Over 25 years after the passage of Proposition 215, Assembly Bill 1954 backers hope to expand protections for both patients and doctors when it comes to medical cannabis, while Senate Bill 988 would make it easier to medicate in medical facilities. 

Both bills continue the work of making California medical cannabis patients’ lives easier that started over a quarter-century ago.  

The AB1954 is sponsored by Assembly member Bill Quirk and would protect the right of patients to medical treatment regardless of their medical cannabis uses. It also would further solidify the rights of physicians and clinics to treat medical cannabis patients by clarifying doctors cannot be punished for treating medical cannabis users under California law. 

“Many physicians are under the mistaken impression that they can’t prescribe medication to patients who test positive for cannabis,” said Dale Gieringer, director of California NORML. Gieringer was a co-author of Proposition 215. 

The problem is so widespread that CANORML has kept a running list of what patients have had to deal with. When announcing the collaboration with Quirk on the bill, it noted patients regularly offer stories like getting kicked out of pain management programs after testing positive for THC, despite the growing research showing cannabis as an effective alternative to opiate-based regimes. 

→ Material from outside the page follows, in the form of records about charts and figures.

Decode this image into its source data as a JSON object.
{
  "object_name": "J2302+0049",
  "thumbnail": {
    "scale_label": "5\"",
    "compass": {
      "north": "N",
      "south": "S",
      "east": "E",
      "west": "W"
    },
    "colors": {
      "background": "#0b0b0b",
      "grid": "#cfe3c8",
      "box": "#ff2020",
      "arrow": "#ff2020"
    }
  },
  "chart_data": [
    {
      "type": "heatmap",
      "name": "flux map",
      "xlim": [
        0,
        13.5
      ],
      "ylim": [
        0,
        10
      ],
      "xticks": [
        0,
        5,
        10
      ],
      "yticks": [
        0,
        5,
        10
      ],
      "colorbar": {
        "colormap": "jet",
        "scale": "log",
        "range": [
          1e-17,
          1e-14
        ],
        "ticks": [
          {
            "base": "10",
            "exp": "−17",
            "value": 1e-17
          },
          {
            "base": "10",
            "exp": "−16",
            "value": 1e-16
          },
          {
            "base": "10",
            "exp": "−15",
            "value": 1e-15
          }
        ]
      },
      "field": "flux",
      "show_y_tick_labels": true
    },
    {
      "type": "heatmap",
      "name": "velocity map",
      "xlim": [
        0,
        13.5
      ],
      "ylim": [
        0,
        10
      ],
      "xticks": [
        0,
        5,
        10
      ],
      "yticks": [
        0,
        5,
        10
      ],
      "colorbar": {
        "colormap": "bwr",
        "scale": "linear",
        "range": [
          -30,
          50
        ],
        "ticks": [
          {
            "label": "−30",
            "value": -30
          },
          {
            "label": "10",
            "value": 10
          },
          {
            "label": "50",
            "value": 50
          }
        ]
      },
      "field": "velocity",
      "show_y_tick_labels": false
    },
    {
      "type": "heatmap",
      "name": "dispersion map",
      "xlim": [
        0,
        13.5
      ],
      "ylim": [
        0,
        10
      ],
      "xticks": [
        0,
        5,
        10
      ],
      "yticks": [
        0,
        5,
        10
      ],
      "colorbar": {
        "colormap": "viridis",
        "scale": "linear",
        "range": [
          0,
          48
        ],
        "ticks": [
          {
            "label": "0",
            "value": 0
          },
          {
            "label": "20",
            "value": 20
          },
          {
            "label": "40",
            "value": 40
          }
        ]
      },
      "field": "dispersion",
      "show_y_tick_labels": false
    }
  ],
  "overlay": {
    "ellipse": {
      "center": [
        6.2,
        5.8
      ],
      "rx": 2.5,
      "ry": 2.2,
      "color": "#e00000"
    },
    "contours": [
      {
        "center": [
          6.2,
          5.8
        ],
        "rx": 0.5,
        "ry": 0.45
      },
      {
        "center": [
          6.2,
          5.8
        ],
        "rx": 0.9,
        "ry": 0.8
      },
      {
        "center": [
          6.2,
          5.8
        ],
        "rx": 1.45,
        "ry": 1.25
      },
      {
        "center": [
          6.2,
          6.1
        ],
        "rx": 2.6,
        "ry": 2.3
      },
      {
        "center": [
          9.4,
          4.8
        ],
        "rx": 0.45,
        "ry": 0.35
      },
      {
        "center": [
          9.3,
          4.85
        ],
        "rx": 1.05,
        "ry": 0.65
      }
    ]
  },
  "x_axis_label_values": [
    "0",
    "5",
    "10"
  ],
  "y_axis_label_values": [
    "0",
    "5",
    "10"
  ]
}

CANORML pointed out The California Medical Association’s (CMA) House of Delegates decision that condemned expelling cannabis patients from pain management programs. Larry A. Bedard was one of the doctors that helped write that resolution to the CMA in 2019. 

“It is irresponsible and unethical for pain management programs to eliminate patients who are using medical cannabis for their chronic pain because there is conclusive scientific evidence that cannabis is a safe and effective treatment for chronic pain,” Bedard noted. 

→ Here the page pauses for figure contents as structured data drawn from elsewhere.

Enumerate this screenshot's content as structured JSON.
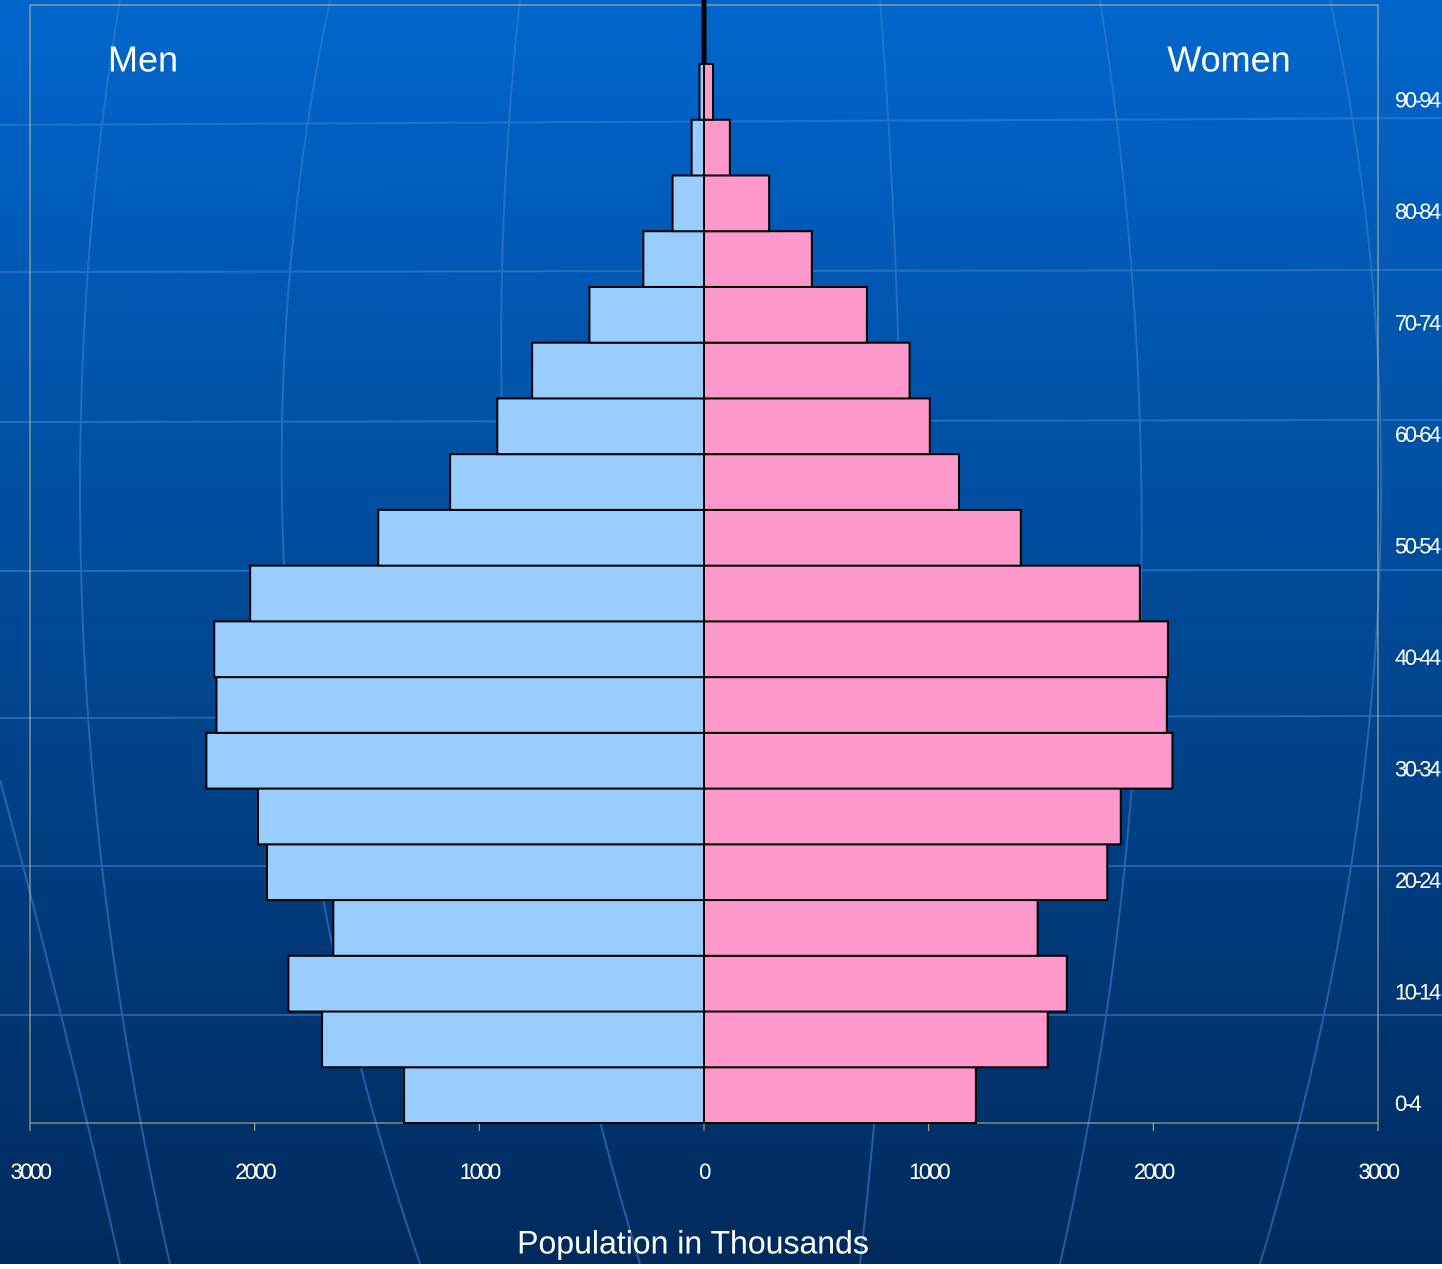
{
  "chart_data": {
    "type": "pyramid",
    "xlabel": "Population in Thousands",
    "categories": [
      "0-4",
      null,
      "10-14",
      null,
      "20-24",
      null,
      "30-34",
      null,
      "40-44",
      null,
      "50-54",
      null,
      "60-64",
      null,
      "70-74",
      null,
      "80-84",
      null,
      "90-94"
    ],
    "series": [
      {
        "name": "Men",
        "color": "#99ccff",
        "values": [
          1335,
          1700,
          1850,
          1650,
          1945,
          1985,
          2215,
          2170,
          2180,
          2020,
          1450,
          1130,
          920,
          765,
          510,
          270,
          140,
          55,
          20
        ]
      },
      {
        "name": "Women",
        "color": "#ff99cc",
        "values": [
          1210,
          1530,
          1615,
          1485,
          1795,
          1855,
          2085,
          2060,
          2065,
          1940,
          1410,
          1135,
          1005,
          915,
          725,
          480,
          290,
          115,
          40
        ]
      }
    ],
    "xlim": [
      -3000,
      3000
    ],
    "xticks": [
      {
        "value": -3000,
        "label": "3000"
      },
      {
        "value": -2000,
        "label": "2000"
      },
      {
        "value": -1000,
        "label": "1000"
      },
      0,
      1000,
      2000,
      3000
    ]
  }
}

The legislation is expected to face its first vote in the Assembly Business and Professions Committee in March.

Senate Bill 988 would add to SB 384 known as Ryan’s Law. SB 384 was passed last year, after previously getting vetoed in 2019 over concerns about significant conflicts with federal law by requiring specific types of health care facilities to allow terminally ill patients to use medicinal cannabis within the health care facility with certain restrictions. The restrictions were based on operational safety for the nursing home. 

There were two mechanisms built into the bill to make it a bit more palatable to the health care industry. The first was that complying with Ryan’s Law would not be a factor in the relicensing process. The second was, if the facility came under scrutiny from the feds over allowing the use of cannabis, they could stop.

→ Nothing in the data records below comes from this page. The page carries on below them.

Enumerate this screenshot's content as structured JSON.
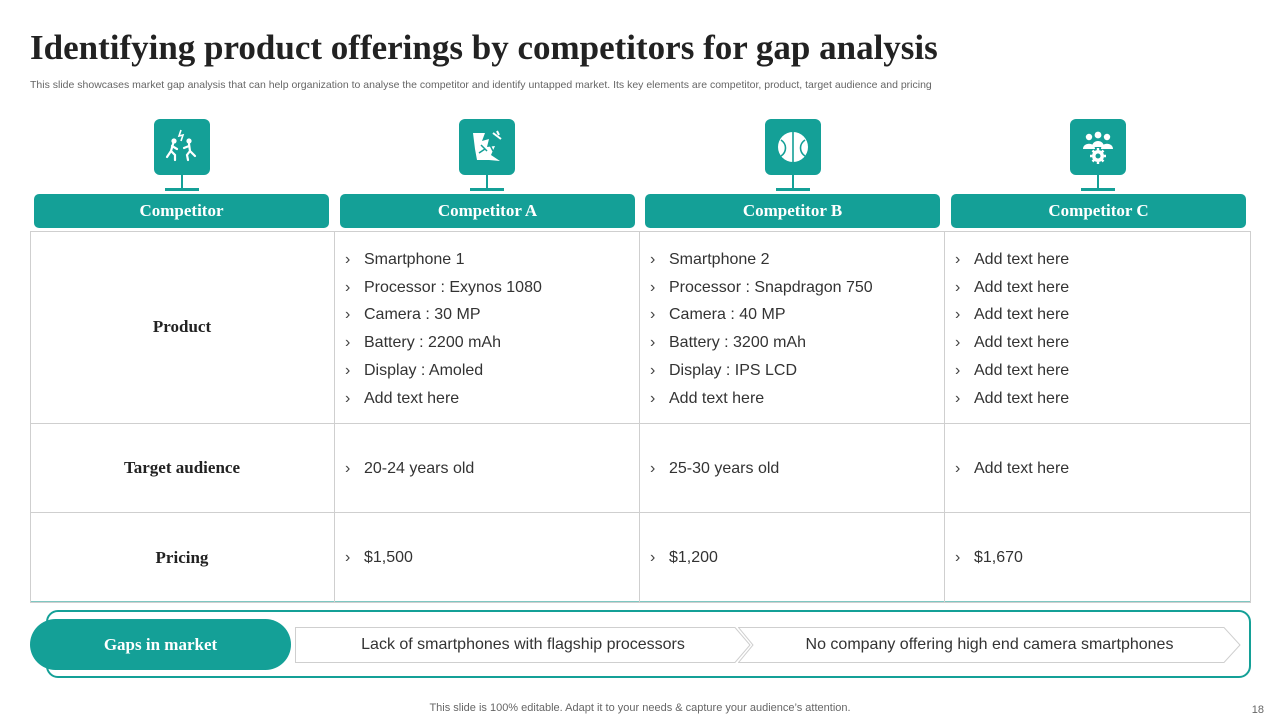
{
  "title": "Identifying product offerings by competitors  for gap analysis",
  "subtitle": "This slide showcases market gap analysis that can help organization to analyse the competitor and identify untapped market. Its key elements are competitor, product, target audience and pricing",
  "colors": {
    "accent": "#14a097",
    "accent_light": "#7fc7c1",
    "grid": "#cfcfcf"
  },
  "icons": [
    "competition-icon",
    "broken-glass-icon",
    "ball-icon",
    "team-gear-icon"
  ],
  "columns": [
    "Competitor",
    "Competitor A",
    "Competitor B",
    "Competitor C"
  ],
  "rows": {
    "product": {
      "label": "Product",
      "a": [
        "Smartphone 1",
        "Processor : Exynos  1080",
        "Camera : 30 MP",
        "Battery : 2200 mAh",
        "Display : Amoled",
        "Add text here"
      ],
      "b": [
        "Smartphone 2",
        "Processor : Snapdragon 750",
        "Camera : 40 MP",
        "Battery : 3200 mAh",
        "Display : IPS LCD",
        "Add text here"
      ],
      "c": [
        "Add text here",
        "Add text here",
        "Add text here",
        "Add text here",
        "Add text here",
        "Add text here"
      ]
    },
    "audience": {
      "label": "Target audience",
      "a": [
        "20-24 years old"
      ],
      "b": [
        "25-30 years old"
      ],
      "c": [
        "Add text here"
      ]
    },
    "pricing": {
      "label": "Pricing",
      "a": [
        "$1,500"
      ],
      "b": [
        "$1,200"
      ],
      "c": [
        "$1,670"
      ]
    }
  },
  "bullet": "›",
  "gaps": {
    "label": "Gaps in market",
    "items": [
      "Lack of smartphones with flagship processors",
      "No company offering high end camera smartphones"
    ]
  },
  "footer": "This slide is 100% editable. Adapt it to your needs & capture your audience’s attention.",
  "page_number": "18"
}
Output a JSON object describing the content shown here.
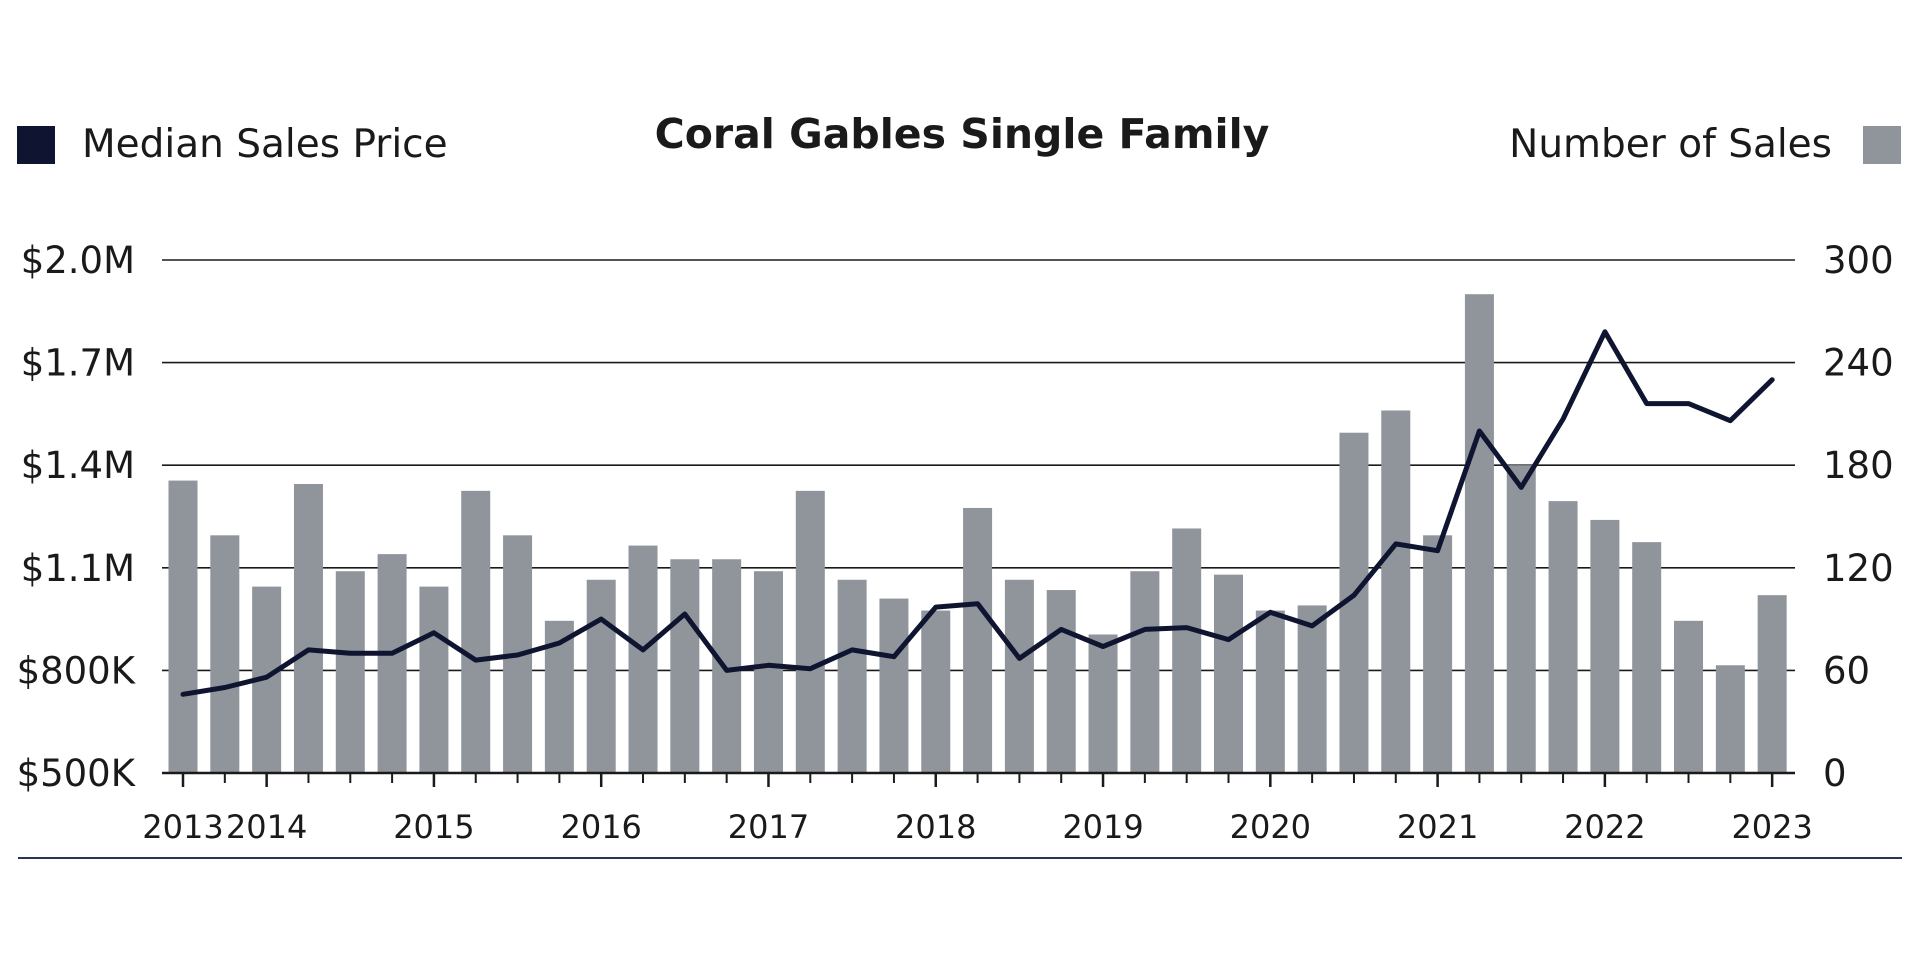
{
  "chart_data": {
    "type": "bar+line",
    "title": "Coral Gables Single Family",
    "legend": {
      "line_label": "Median Sales Price",
      "bar_label": "Number of Sales",
      "placement": "top"
    },
    "x_tick_labels": [
      "2013",
      "2014",
      "2015",
      "2016",
      "2017",
      "2018",
      "2019",
      "2020",
      "2021",
      "2022",
      "2023"
    ],
    "x_tick_quarter_index": [
      0,
      2,
      6,
      10,
      14,
      18,
      22,
      26,
      30,
      34,
      38
    ],
    "left_axis": {
      "tick_labels": [
        "$500K",
        "$800K",
        "$1.1M",
        "$1.4M",
        "$1.7M",
        "$2.0M"
      ],
      "tick_values": [
        500000,
        800000,
        1100000,
        1400000,
        1700000,
        2000000
      ],
      "ylim": [
        500000,
        2000000
      ]
    },
    "right_axis": {
      "tick_labels": [
        "0",
        "60",
        "120",
        "180",
        "240",
        "300"
      ],
      "tick_values": [
        0,
        60,
        120,
        180,
        240,
        300
      ],
      "ylim": [
        0,
        300
      ]
    },
    "grid": true,
    "series": [
      {
        "type": "bar",
        "axis": "right",
        "color": "#8f959b",
        "values": [
          171,
          139,
          109,
          169,
          118,
          128,
          109,
          165,
          139,
          89,
          113,
          133,
          125,
          125,
          118,
          165,
          113,
          102,
          95,
          155,
          113,
          107,
          81,
          118,
          143,
          116,
          95,
          98,
          199,
          212,
          139,
          280,
          180,
          159,
          148,
          135,
          89,
          63,
          104
        ]
      },
      {
        "type": "line",
        "axis": "left",
        "color": "#0f1530",
        "values": [
          730000,
          750000,
          780000,
          860000,
          850000,
          850000,
          910000,
          830000,
          845000,
          880000,
          950000,
          860000,
          965000,
          800000,
          815000,
          805000,
          860000,
          840000,
          985000,
          995000,
          835000,
          920000,
          870000,
          920000,
          925000,
          890000,
          970000,
          930000,
          1020000,
          1170000,
          1150000,
          1500000,
          1335000,
          1535000,
          1790000,
          1580000,
          1580000,
          1530000,
          1650000
        ]
      }
    ],
    "colors": {
      "bar": "#8f959b",
      "line": "#0f1530",
      "grid": "#1a1a1a",
      "baseline_rule": "#2a3550"
    }
  }
}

The bill eventually went on to receive Governor Newsom’s blessing with the intent of making it easier for patients in medical facilities to use cannabis as a treatment. While SB 988 took care of most of it, there is a section of the health code that wasn’t covered in the first bill. 

While one could argue there is enough room in Section 1649.3 of the Health and Safety Code to allow medical facilities to let patients use cannabis, SB 988 would require health care facilities “permitting patient use of medical cannabis to comply with other drug and medication requirements, as specified, and the requirement that those facilities be subject to enforcement actions by the State Department of Public Health.”

When it comes to trying to normalize treatments that aren’t in compliance with federal law, making the facility operator feel as safe as possible is key. While the idea of using cannabis was certainly an option in the alternative hospice scene, normalizing it for all patients in more traditional settings would go a long way in improving the quality of life of many of California’s sick.